In spite of the crush, we were well pleased with our day’s work, selling a few books, running out of membership forms – some of which we hope will be returned. Best of all, we talked ourselves hoarse to a constant stream of interested people, some of them well informed about archaeology.
It was a glorious day, so the Toddler Group Mums who ran the excellent buffet set out tables and chairs in Ballards Lane and there, in our time off, we got to know other volunteer workers and watched Finchley residents, attracted by this Continental scene, venture inside for food and information.

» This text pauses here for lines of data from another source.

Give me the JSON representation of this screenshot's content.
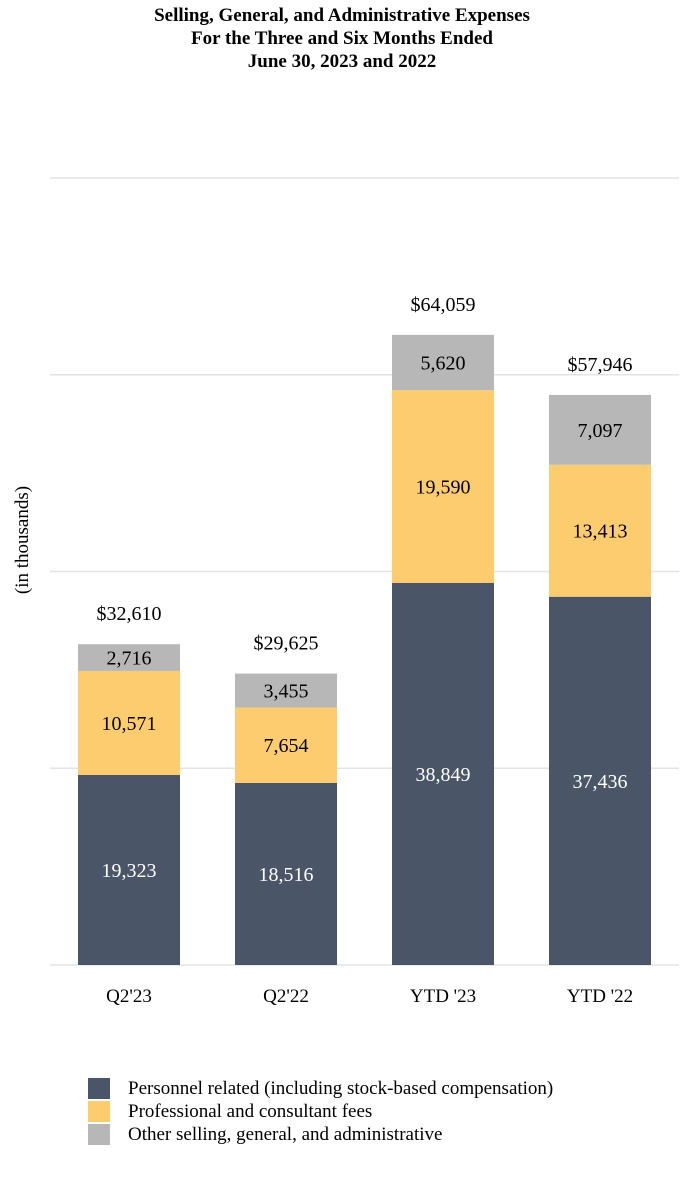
{
  "chart_data": {
    "type": "bar",
    "stacked": true,
    "title": [
      "Selling, General, and Administrative Expenses",
      "For the Three and Six Months Ended",
      "June 30, 2023 and 2022"
    ],
    "xlabel": "",
    "ylabel": "(in thousands)",
    "ylim": [
      0,
      80000
    ],
    "grid": true,
    "categories": [
      "Q2'23",
      "Q2'22",
      "YTD '23",
      "YTD '22"
    ],
    "series": [
      {
        "name": "Personnel related (including stock-based compensation)",
        "color": "#4a5568",
        "values": [
          19323,
          18516,
          38849,
          37436
        ],
        "labels": [
          "19,323",
          "18,516",
          "38,849",
          "37,436"
        ]
      },
      {
        "name": "Professional and consultant fees",
        "color": "#fdcc6e",
        "values": [
          10571,
          7654,
          19590,
          13413
        ],
        "labels": [
          "10,571",
          "7,654",
          "19,590",
          "13,413"
        ]
      },
      {
        "name": "Other selling, general, and administrative",
        "color": "#b7b7b7",
        "values": [
          2716,
          3455,
          5620,
          7097
        ],
        "labels": [
          "2,716",
          "3,455",
          "5,620",
          "7,097"
        ]
      }
    ],
    "totals": [
      32610,
      29625,
      64059,
      57946
    ],
    "total_labels": [
      "$32,610",
      "$29,625",
      "$64,059",
      "$57,946"
    ],
    "legend_position": "bottom-left"
  }
}
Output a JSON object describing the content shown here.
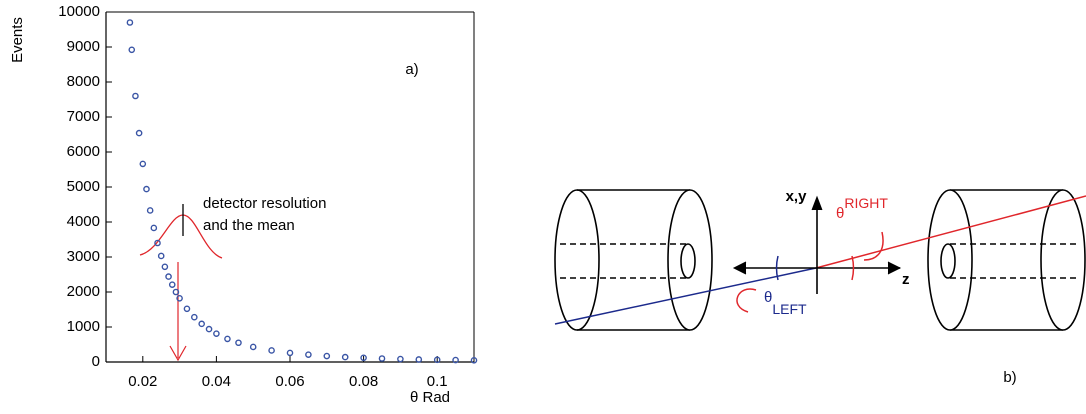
{
  "chart_data": {
    "type": "scatter",
    "x_label": "θ Rad",
    "y_label": "Events",
    "annotation_lines": [
      "detector resolution",
      "and the mean"
    ],
    "panel_label": "a)",
    "color": "#3a55a5",
    "x": [
      0.0165,
      0.017,
      0.018,
      0.019,
      0.02,
      0.021,
      0.022,
      0.023,
      0.024,
      0.025,
      0.026,
      0.027,
      0.028,
      0.029,
      0.03,
      0.032,
      0.034,
      0.036,
      0.038,
      0.04,
      0.043,
      0.046,
      0.05,
      0.055,
      0.06,
      0.065,
      0.07,
      0.075,
      0.08,
      0.085,
      0.09,
      0.095,
      0.1,
      0.105,
      0.11
    ],
    "values": [
      9700,
      8920,
      7600,
      6540,
      5660,
      4940,
      4330,
      3830,
      3400,
      3030,
      2720,
      2440,
      2210,
      2000,
      1820,
      1520,
      1280,
      1090,
      940,
      810,
      660,
      550,
      430,
      330,
      260,
      210,
      170,
      140,
      120,
      100,
      84,
      72,
      62,
      55,
      49
    ],
    "xlim": [
      0.01,
      0.11
    ],
    "xticks": [
      0.02,
      0.04,
      0.06,
      0.08,
      0.1
    ],
    "ylim": [
      0,
      10000
    ],
    "yticks": [
      0,
      1000,
      2000,
      3000,
      4000,
      5000,
      6000,
      7000,
      8000,
      9000,
      10000
    ]
  },
  "diagram": {
    "vertical_axis": "x,y",
    "horizontal_axis": "z",
    "right_angle": {
      "symbol": "θ",
      "superscript": "RIGHT"
    },
    "left_angle": {
      "symbol": "θ",
      "subscript": "LEFT"
    },
    "panel_label": "b)"
  }
}
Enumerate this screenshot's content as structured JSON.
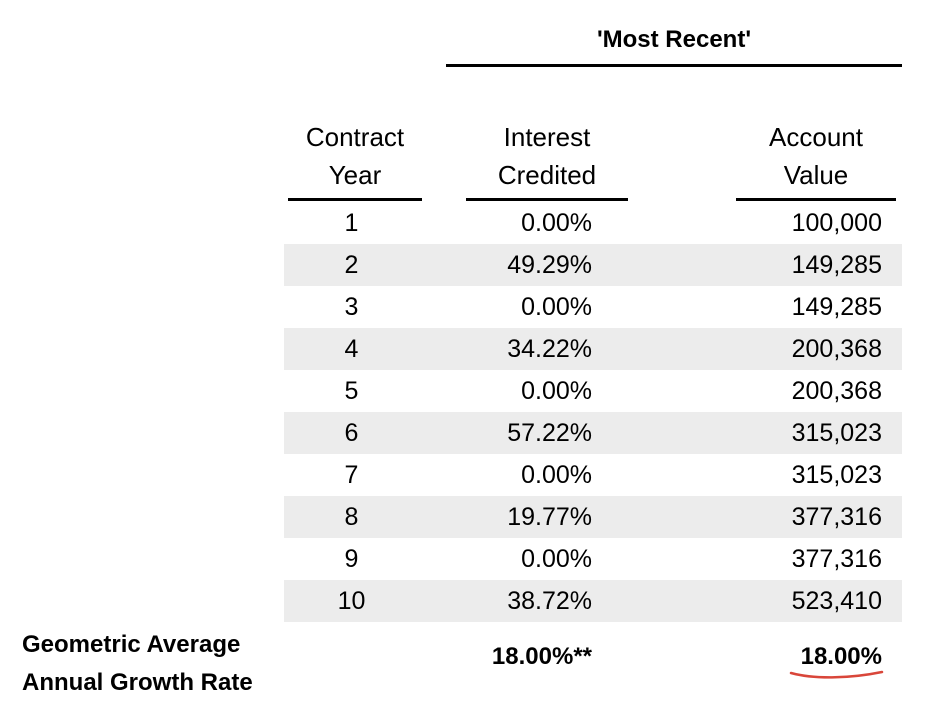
{
  "header": {
    "group_title": "'Most Recent'"
  },
  "columns": {
    "year": [
      "Contract",
      "Year"
    ],
    "interest": [
      "Interest",
      "Credited"
    ],
    "account": [
      "Account",
      "Value"
    ]
  },
  "rows": [
    {
      "year": "1",
      "interest": "0.00%",
      "account": "100,000"
    },
    {
      "year": "2",
      "interest": "49.29%",
      "account": "149,285"
    },
    {
      "year": "3",
      "interest": "0.00%",
      "account": "149,285"
    },
    {
      "year": "4",
      "interest": "34.22%",
      "account": "200,368"
    },
    {
      "year": "5",
      "interest": "0.00%",
      "account": "200,368"
    },
    {
      "year": "6",
      "interest": "57.22%",
      "account": "315,023"
    },
    {
      "year": "7",
      "interest": "0.00%",
      "account": "315,023"
    },
    {
      "year": "8",
      "interest": "19.77%",
      "account": "377,316"
    },
    {
      "year": "9",
      "interest": "0.00%",
      "account": "377,316"
    },
    {
      "year": "10",
      "interest": "38.72%",
      "account": "523,410"
    }
  ],
  "footer": {
    "label": [
      "Geometric Average",
      "Annual Growth Rate"
    ],
    "interest_value": "18.00%**",
    "account_value": "18.00%"
  },
  "colors": {
    "row_shade": "#ececec",
    "annotation_underline": "#d9463a"
  }
}
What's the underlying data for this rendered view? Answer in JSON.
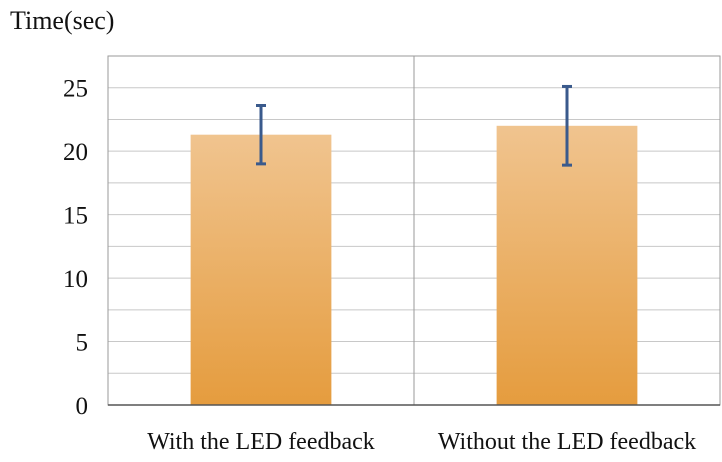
{
  "chart_data": {
    "type": "bar",
    "ylabel": "Time(sec)",
    "categories": [
      "With the LED feedback",
      "Without the LED feedback"
    ],
    "values": [
      21.3,
      22.0
    ],
    "error_low": [
      19.0,
      18.9
    ],
    "error_high": [
      23.6,
      25.1
    ],
    "ylim": [
      0,
      27.5
    ],
    "yticks": [
      0,
      5,
      10,
      15,
      20,
      25
    ],
    "minor_grid_step": 2.5,
    "grid": true,
    "colors": {
      "bar_top": "#f0c48f",
      "bar_bottom": "#e59c3e",
      "error_bar": "#3a5a8c",
      "grid": "#c8c8c8",
      "axis": "#555555"
    }
  }
}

We must express our gratitude to the organisers for this opportunity to show what we have to offer, especially to Pichard Tayler of Finchley Library who invited us to take part – and of course to the HADAS helpers; to Victor Jones and Brian Wrigley for eye-catching displays, and to Hans and June Forges, Jean Snelling, Robert Michel and Paula Allen for porterage and “standing watch”. We enjoyed. ourselves, and were very pleased to be singled out for mention in the press.
I.M.
SITE WATCHING
The following sites, the subject of recent Planning Applications, could be archaeologically “sensitive”. Members living in the vicinity are asked to keep an eye on them and report anything of possible interest to the Site Co-ordinator, John Enderby, on 203 2630.
Northern Area
60, Barnet Gate Lane, Arkley Two detached houses
Laurenny, Totteridge Common Development
The Warren, Totteridge Common The demolition of detached house
Land to the rear of 176-204,
High Street, Barnet Residential development
Western Area
38, Hartland Drive, Edgware Extensions
Fiesta Cottage, Edgwarebury Lane,
Edgware Detached House
3, Francklyn Gardens, Edgware Extensions
Hyver Hall, Barnet Gate, Arkley Demolition of old Barn and erection
of new
Rose Cottage, Brockley Hill,
Stanmore Detached house and garage
10, Cedars Close, Hendon NW4 Extensions
3, Tenterden Drive, Hendon, NW4 Extensions
JOHN ENDERBY
SITE CO-ORDINATOR
BROCKLEY HILL
We hear from the Lea Valley Water Company that the pipeline is due to go through in September, but that its position has been changed to higher up the hill, where it will follow the line of Mill Lane. This takes it into a far more sensitive area and is likely to cut through the area of the Roman kilns. The Chairman has written to express HADAS’ concern.
The Site Watching lists which HADAS produces depend largely upon the
weekly Planning Applications lists which LBB prepares for each of its Planning Divisions. HADAS has been receiving these at no charge for some years. Recently LBB imposed an annual charge of £50 per division, making the charge to HADAS of £150 per year. As a result of the Chairman’s appeal against the fee, the charge has now been waived.
NEWS OF MEMBERS
Mrs Tallant. Mrs Banham writes to tell us that Mrs Tallant after her serious injuries in her house fire, has moved to Camberley to be near her nephew. If any old aquaintances wish to write to her, her address is Camberley Beaumont, 19-21 Heatherley Road, Camberley, Surrey.
Mrs. Banham misses the HADAS outings and lectures very much. Her spine has deteriorated further, and two more vertebrae have been crushed. But as always Mrs Banham brushes off her pain with a joke, by writing, “I am much shorter now, I shall soon be ‘The Hunchback of Notre Dame'” All HADAS members send her their good wishes. Dot Whitcombe and Miss Sheldon, two more active members of long standing are leaving the area, and we shall miss them at lectures and outings and their help at the Minimart.